Né en 1952 dans une petite ville à une vingtaine de kilomètres au sud de Hambourg, s’engageant dès l’âge de 16 ans en rupture avec les idées d’une famille germano-hollandaise, le jeune homme est parti à l’université d’Utrecht pour des études de mathématiques, de physique et d’astronomie. Mais sa pratique militante intense a vite contribué à le faire s’orienter vers la sociologie où il fut un des fondateurs d’un syndicat spécifique, le Socialist Sociologist Union, en liens étroits avec la section hollandaise de la Quatrième Internationale dont le leader, l’économiste belge Ernest Mendel, devint son mentor. C’est dans ce cadre qu’il rencontra, pendant un meeting à Utrecht, celle qui devint sa compagne, Alice Mul. Une expérience de journaliste militant, conjuguée à la poursuite de ses études et, quelques années, l’enseignement comme professeur d’économie, ont été d’autant plus formateurs que l’époque et cette branche du mouvement communiste pouvaient contribuer à faire éclore une personnalité originale. Ce n’est qu’en 1980 qu’il s’éloigna du mouvement trotskyste, sans nier l’apport de cet engagement à sa réflexion critique et, plus largement, à ses démarches intellectuelles.
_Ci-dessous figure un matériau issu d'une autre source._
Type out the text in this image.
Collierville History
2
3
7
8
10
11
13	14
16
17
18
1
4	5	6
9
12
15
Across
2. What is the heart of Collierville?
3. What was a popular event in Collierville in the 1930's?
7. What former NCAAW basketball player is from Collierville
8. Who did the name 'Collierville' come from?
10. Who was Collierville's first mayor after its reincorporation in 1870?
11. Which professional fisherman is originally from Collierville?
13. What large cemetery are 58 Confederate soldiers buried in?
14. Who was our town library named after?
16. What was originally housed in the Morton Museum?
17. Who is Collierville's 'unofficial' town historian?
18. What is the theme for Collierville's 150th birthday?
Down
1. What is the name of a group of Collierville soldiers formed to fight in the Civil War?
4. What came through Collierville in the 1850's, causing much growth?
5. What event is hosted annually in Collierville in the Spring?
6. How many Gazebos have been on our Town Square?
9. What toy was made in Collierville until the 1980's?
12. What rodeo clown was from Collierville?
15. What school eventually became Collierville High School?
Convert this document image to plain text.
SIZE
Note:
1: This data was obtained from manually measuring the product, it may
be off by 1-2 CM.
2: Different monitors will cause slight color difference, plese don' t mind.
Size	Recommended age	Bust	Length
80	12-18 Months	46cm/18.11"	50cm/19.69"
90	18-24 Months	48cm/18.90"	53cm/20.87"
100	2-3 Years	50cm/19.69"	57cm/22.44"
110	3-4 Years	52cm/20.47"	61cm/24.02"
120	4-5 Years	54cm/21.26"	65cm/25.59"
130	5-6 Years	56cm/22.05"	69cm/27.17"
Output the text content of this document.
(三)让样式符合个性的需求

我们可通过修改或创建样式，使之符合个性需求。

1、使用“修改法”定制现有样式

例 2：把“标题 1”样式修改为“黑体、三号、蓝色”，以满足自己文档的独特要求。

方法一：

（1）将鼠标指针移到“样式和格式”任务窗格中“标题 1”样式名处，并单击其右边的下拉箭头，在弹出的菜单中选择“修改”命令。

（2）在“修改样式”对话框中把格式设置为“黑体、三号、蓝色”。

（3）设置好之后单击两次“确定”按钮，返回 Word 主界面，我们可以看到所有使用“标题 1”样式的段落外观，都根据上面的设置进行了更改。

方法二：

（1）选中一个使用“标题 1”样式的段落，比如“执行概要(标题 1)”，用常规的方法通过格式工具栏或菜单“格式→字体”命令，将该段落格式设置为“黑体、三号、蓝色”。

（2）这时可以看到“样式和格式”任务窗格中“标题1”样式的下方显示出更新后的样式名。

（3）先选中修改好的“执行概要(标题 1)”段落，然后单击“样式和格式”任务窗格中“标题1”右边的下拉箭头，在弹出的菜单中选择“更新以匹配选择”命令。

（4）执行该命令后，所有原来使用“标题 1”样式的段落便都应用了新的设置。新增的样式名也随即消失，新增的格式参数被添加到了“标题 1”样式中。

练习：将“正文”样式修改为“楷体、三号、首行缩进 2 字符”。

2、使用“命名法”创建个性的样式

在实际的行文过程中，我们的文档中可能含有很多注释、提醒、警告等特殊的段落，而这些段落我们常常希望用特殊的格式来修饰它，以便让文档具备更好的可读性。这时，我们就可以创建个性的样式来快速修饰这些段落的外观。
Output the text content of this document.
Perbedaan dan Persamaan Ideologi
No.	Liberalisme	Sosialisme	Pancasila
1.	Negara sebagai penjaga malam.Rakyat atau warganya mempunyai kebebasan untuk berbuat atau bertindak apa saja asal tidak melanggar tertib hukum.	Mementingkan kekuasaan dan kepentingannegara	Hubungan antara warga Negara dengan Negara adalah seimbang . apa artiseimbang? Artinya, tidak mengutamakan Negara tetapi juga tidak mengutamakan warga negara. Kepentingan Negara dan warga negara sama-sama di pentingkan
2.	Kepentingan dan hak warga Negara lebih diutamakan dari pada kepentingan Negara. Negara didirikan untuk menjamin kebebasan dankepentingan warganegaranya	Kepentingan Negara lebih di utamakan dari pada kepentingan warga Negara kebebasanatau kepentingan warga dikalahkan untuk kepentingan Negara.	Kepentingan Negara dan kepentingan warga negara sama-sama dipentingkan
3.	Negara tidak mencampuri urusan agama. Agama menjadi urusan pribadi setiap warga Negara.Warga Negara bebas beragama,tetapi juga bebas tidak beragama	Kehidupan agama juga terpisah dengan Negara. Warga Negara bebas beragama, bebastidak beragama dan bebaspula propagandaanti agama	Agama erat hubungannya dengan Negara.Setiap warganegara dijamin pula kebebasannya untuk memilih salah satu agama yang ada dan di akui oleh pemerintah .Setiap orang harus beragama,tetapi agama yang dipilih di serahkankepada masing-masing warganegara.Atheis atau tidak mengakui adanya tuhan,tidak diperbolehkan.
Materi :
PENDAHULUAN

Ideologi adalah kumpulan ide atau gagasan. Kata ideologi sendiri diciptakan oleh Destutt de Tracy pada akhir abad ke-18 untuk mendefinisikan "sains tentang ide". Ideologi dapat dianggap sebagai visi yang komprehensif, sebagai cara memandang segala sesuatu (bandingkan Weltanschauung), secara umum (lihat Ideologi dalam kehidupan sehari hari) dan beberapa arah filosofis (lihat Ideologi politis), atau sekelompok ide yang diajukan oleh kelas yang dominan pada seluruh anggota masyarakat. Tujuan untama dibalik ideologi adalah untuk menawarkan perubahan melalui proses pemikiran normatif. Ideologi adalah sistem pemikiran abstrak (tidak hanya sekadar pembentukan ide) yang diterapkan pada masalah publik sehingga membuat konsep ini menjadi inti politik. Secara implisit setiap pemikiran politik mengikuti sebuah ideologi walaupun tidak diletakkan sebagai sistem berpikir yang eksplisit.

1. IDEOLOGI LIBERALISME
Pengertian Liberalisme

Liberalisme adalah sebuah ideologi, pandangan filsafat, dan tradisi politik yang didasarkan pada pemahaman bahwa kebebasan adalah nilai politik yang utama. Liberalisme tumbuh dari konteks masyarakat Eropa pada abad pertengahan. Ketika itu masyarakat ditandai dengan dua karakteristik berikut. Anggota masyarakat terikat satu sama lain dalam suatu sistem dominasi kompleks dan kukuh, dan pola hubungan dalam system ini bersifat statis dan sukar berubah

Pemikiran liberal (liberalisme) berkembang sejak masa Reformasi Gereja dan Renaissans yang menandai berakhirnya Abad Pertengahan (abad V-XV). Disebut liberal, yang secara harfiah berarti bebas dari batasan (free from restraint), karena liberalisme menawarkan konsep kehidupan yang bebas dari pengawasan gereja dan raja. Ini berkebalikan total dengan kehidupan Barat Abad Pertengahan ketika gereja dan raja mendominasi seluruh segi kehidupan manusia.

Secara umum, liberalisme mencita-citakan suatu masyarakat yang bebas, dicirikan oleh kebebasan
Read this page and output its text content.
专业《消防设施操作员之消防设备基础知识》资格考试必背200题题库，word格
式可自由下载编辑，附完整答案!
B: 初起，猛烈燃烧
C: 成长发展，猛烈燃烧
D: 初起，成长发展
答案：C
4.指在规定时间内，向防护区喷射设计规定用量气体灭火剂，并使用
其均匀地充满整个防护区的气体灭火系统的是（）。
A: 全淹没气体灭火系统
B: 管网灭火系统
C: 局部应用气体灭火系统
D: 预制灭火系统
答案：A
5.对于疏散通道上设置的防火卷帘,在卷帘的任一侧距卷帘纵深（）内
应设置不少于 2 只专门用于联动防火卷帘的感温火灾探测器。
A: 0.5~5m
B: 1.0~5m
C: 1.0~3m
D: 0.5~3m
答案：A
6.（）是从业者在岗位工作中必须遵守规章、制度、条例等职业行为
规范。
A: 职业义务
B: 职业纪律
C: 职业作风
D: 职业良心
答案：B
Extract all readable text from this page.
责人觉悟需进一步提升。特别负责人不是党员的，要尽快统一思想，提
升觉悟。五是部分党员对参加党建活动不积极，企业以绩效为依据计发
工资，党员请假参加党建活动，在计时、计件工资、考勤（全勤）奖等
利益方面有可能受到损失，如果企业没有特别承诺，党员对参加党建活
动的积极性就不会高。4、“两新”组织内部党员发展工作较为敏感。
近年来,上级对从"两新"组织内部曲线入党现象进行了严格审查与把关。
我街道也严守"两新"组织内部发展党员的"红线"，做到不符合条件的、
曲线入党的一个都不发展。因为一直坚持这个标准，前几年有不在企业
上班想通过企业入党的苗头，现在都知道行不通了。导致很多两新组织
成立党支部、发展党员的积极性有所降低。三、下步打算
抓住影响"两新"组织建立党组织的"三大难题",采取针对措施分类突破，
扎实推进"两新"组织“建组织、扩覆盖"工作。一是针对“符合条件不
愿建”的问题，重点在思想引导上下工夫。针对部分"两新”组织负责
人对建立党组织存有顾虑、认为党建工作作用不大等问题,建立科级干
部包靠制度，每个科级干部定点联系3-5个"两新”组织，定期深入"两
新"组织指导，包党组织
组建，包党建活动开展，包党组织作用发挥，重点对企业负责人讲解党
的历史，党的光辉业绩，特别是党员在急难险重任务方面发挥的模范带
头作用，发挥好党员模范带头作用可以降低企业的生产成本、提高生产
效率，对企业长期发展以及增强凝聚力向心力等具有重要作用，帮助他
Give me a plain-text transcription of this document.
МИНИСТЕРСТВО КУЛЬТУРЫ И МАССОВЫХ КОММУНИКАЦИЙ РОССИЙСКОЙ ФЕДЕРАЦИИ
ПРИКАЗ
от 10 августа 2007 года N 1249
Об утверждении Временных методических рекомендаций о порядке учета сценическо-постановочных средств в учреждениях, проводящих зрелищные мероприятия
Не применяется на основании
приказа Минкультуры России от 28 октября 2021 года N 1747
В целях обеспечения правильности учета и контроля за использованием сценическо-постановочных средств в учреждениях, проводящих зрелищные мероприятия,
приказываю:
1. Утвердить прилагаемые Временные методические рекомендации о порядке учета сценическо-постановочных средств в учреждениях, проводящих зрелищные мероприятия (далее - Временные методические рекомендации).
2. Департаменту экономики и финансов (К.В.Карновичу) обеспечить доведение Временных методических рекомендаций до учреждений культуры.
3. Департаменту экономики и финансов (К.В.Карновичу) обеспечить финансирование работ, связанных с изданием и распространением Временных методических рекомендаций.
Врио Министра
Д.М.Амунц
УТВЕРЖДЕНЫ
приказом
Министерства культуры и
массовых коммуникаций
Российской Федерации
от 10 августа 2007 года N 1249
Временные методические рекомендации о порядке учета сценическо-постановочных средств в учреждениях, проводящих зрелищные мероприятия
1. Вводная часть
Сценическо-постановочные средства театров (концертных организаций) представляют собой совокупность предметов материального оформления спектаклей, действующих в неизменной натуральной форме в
Conseiller éditorial en 1983 de la revue de l’Institut international d’histoire sociale, l’International Review of Social History (IRSH), il soutint sa thèse (qu’il obtint bien sûr avec les félicitations du jury) en 1989. Le contexte, épistémologique et politique, se prêtait alors aux interrogations et Marcel van der Linden se lança sans hésiter, comme chercheur et comme éditeur, dans les questions qui l’ont conduit à renouveler l’histoire du travail mais aussi l’interprétation marxiste du régime soviétique. Depuis ces années-là, rares sont les historiens du travail qui n’ont pas eu le plaisir renouvelé de croiser ce sympathique personnage, à l’humour toujours fort à-propos, sans arrêt sur la brèche. Prenant connaissance des travaux sur l’histoire du travail conduits dans les différents pays, mais surtout dans ceux dans lesquels l’histoire du travail avait été peu étudiée, il a arpenté le monde, de Bruxelles à Linz ou Paris, de Nanjing à Dakar ou New Delhi.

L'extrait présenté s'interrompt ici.